A 600 metros de altura, a 900 kilómetros del Distrito Federal, había una mega velada de boxeo en el estadio de beisbol de Monterrey. Cinco campeones mundiales en una misma noche: Julio Cesar Chávez (vs. Tony López), Félix Tito Trinidad (vs. Oba Carr), Frankie Randall (vs. Rodney Moore) y Ricardo Finito López (Yamil Caraballo). Más el Roña, claro. En verdad se trató de una maratón de 19 combates bautizada por Don King como “El Día del juicio”. Ocho horas de boxeo, con peleas desde las 4 de la tarde hasta pasada la medianoche. Cuando Castro subió al ring, su cara se convirtió en arte dramático. Perdió todos los rounds, salvo el cuarto, y querían pararle la pelea. “Ese era mi temor porque el árbitro Christodoulu  (el mismo de Galíndez-Kates) me miraba a cada rato.  En el séptimo asalto, Rivero y el asesor Luis Spada convencieron al médico de la pelea que me dejara un round más.

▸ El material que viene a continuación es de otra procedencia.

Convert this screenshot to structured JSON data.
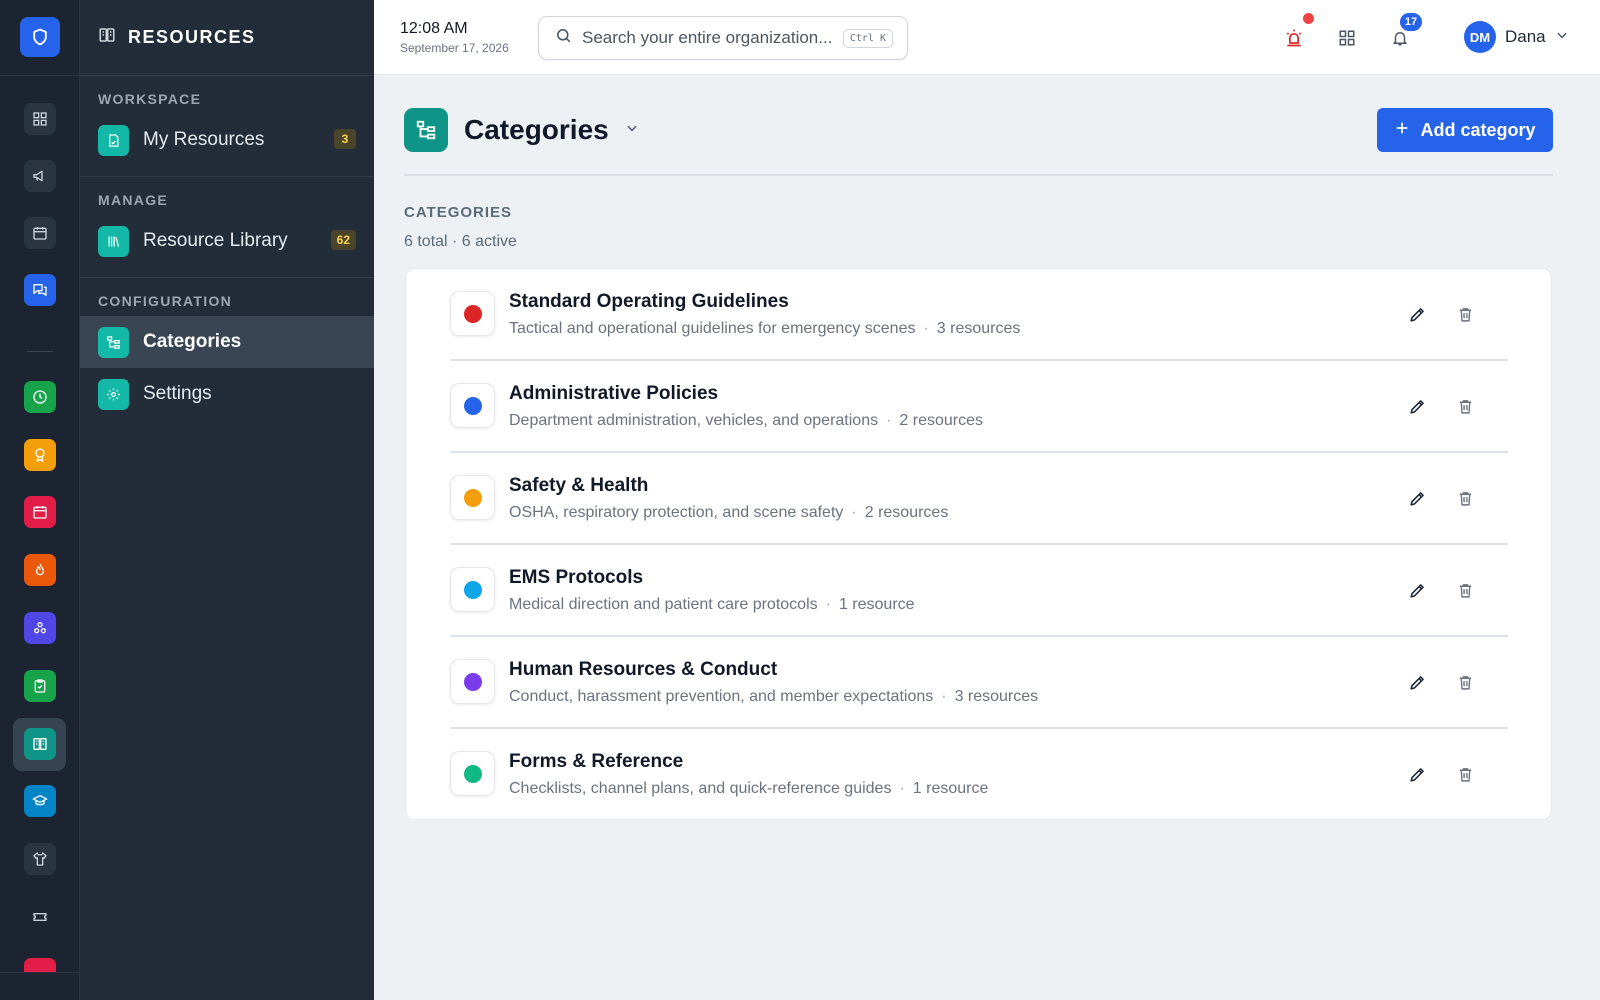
{
  "rail": {
    "items": [
      {
        "icon": "dashboard-icon",
        "color": "#2b3542"
      },
      {
        "icon": "megaphone-icon",
        "color": "#2b3542"
      },
      {
        "icon": "calendar-icon",
        "color": "#2b3542"
      },
      {
        "icon": "chat-icon",
        "color": "#2563eb"
      },
      {
        "icon": "clock-icon",
        "color": "#16a34a"
      },
      {
        "icon": "award-icon",
        "color": "#f59e0b"
      },
      {
        "icon": "calendar-event-icon",
        "color": "#e11d48"
      },
      {
        "icon": "flame-icon",
        "color": "#ea580c"
      },
      {
        "icon": "network-icon",
        "color": "#4f46e5"
      },
      {
        "icon": "clipboard-check-icon",
        "color": "#16a34a"
      },
      {
        "icon": "resources-icon",
        "color": "#0f9488"
      },
      {
        "icon": "graduation-cap-icon",
        "color": "#0284c7"
      },
      {
        "icon": "shirt-icon",
        "color": "#2b3542"
      },
      {
        "icon": "ticket-icon",
        "color": "#1b2430"
      }
    ]
  },
  "sidebar": {
    "title": "RESOURCES",
    "sections": [
      {
        "label": "WORKSPACE",
        "items": [
          {
            "label": "My Resources",
            "badge": "3",
            "icon": "file-icon"
          }
        ]
      },
      {
        "label": "MANAGE",
        "items": [
          {
            "label": "Resource Library",
            "badge": "62",
            "icon": "library-icon"
          }
        ]
      },
      {
        "label": "CONFIGURATION",
        "items": [
          {
            "label": "Categories",
            "icon": "category-tree-icon",
            "active": true
          },
          {
            "label": "Settings",
            "icon": "settings-icon"
          }
        ]
      }
    ]
  },
  "topbar": {
    "time": "12:08 AM",
    "date": "September 17, 2026",
    "search_placeholder": "Search your entire organization...",
    "shortcut": "Ctrl K",
    "notification_count": "17",
    "user_initials": "DM",
    "user_name": "Dana"
  },
  "page": {
    "title": "Categories",
    "add_label": "Add category",
    "section_label": "CATEGORIES",
    "section_summary": "6 total · 6 active"
  },
  "categories": [
    {
      "name": "Standard Operating Guidelines",
      "description": "Tactical and operational guidelines for emergency scenes",
      "count": "3 resources",
      "color": "#dc2626"
    },
    {
      "name": "Administrative Policies",
      "description": "Department administration, vehicles, and operations",
      "count": "2 resources",
      "color": "#2563eb"
    },
    {
      "name": "Safety & Health",
      "description": "OSHA, respiratory protection, and scene safety",
      "count": "2 resources",
      "color": "#f59e0b"
    },
    {
      "name": "EMS Protocols",
      "description": "Medical direction and patient care protocols",
      "count": "1 resource",
      "color": "#0ea5e9"
    },
    {
      "name": "Human Resources & Conduct",
      "description": "Conduct, harassment prevention, and member expectations",
      "count": "3 resources",
      "color": "#7c3aed"
    },
    {
      "name": "Forms & Reference",
      "description": "Checklists, channel plans, and quick-reference guides",
      "count": "1 resource",
      "color": "#10b981"
    }
  ]
}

Pero como en el octavo no pasó nada, seguí hasta el noveno”, comenta Castro. Un round más pedía. Y tuvo dos. Porque en el noveno, sacó una mano de antología poética. Fue una zurda asesina. La mano de Dios, la bautizó él mismo. “Jackson me pegó una al mentón, y me hice el que estaba sentido. Me fui contra las cuerdas y me cubrí la cabeza. Entonces él, que no me veía el rostro, se la creyó y se me vino encima. Fue ahí que le respondí con una derecha. Pasó de largo. Pero volví con la izquierda en cross  y lo enganché justo”.

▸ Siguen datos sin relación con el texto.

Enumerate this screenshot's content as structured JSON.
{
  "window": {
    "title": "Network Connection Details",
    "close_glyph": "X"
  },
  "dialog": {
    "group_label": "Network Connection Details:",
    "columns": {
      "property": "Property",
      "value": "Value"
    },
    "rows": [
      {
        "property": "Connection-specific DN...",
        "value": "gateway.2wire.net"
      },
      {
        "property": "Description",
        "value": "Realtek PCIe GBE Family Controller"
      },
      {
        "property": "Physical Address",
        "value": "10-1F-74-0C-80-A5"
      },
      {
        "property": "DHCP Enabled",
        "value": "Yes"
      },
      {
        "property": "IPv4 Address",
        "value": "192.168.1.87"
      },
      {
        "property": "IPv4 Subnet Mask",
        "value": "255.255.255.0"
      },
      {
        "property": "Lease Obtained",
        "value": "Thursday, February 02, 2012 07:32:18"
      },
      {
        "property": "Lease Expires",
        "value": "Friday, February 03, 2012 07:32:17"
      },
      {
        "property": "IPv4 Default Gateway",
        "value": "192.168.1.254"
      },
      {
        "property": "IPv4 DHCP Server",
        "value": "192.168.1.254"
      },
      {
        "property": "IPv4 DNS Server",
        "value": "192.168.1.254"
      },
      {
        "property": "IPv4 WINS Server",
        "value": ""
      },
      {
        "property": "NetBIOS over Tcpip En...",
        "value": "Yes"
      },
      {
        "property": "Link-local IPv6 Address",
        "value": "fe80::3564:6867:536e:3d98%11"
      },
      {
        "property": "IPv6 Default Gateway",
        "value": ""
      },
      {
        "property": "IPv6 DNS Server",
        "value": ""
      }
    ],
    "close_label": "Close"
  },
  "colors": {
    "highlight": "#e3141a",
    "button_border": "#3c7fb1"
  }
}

La escena cúlmine todavía se puede observar en YouTube. En el minuto 18 del noveno asalto, Castro se limpia la sangre en la camisa del árbitro, con oficio y olfato, porque la sangre inundaba sus pupilas. Y un minuto después, sacaría la mano de su vida, la que lo hizo famoso a nivel mundial, la que le permitió, por ejemplo, ser tapa de diario, cuando el país tenía los ojos puestos en Bill Clinton, por entonces presidente de los Estados Unidos que se ofrecía a ser mediador entre Argentina e Inglaterra por las Islas Malvinas, en temas de petróleo y pesca. Pero la sangre derramada merecía un despliegue en portada. Porque ese combate está a la altura de Galíndez-Kates, incluso, historiadores como el fallecido Julio Ernesto Vila, argumentaron que ese triunfo aún hoy es el más grande de un boxeador argentino en el exterior. “Galíndez iba ganando su pelea, en cambio Castro estaba perdiendo feo. Todavía recuerdo una frase del Roña: cada vez que levanto la guardia para cubrirme la mano ya entró y salió”, recuerda el doctor Quintero, quien suele cuidarle las manos a Nehuén, uno de los hijos de Castro, que boxea en Almirante Brown.

Esa pelea del 10 de octubre del 94 fue el combate del año para la mítica revista The Ring, publicación que además incluyó ese combate entre los cien más emocionantes en la historia del boxeo moderno. Pasaron 25 años ya y Castro, más reflexivo, y padre de 15 hijos, cree que su batalla fue una locura. “Sinceramente, esa pelea la tendrían que haber frenado. Hoy en día creo que hay que proteger a los boxeadores para que no sufran más accidentes en la cabeza. Si recibís más de cinco golpes y no respondés, el árbitro tendría que intervenir sí o sí”, confiesa Castro, que propone alguna variante reglamentaria luego de la muerte del boxeador santafesino Hugo Santillán, que falleció en julio, tras haberse desplomado arriba del ring, en momentos de la lectura del fallo. Tanta sangre obliga a repensarse a Castro, que todavía tiene las huellas de las costuras en sus párpados. “Estoy feliz de estar vivo, zafé hasta de una accidente con el auto. Y por suerte, la gente todavía me reconoce. Estoy haciendo unas cosas de trabajo social. Y eso me hace sentir bien, porque no me olvido de dónde vengo. Prometí llevarle el cinturón de campeón al Papa Francisco, ojalá se dé ese encuentro”.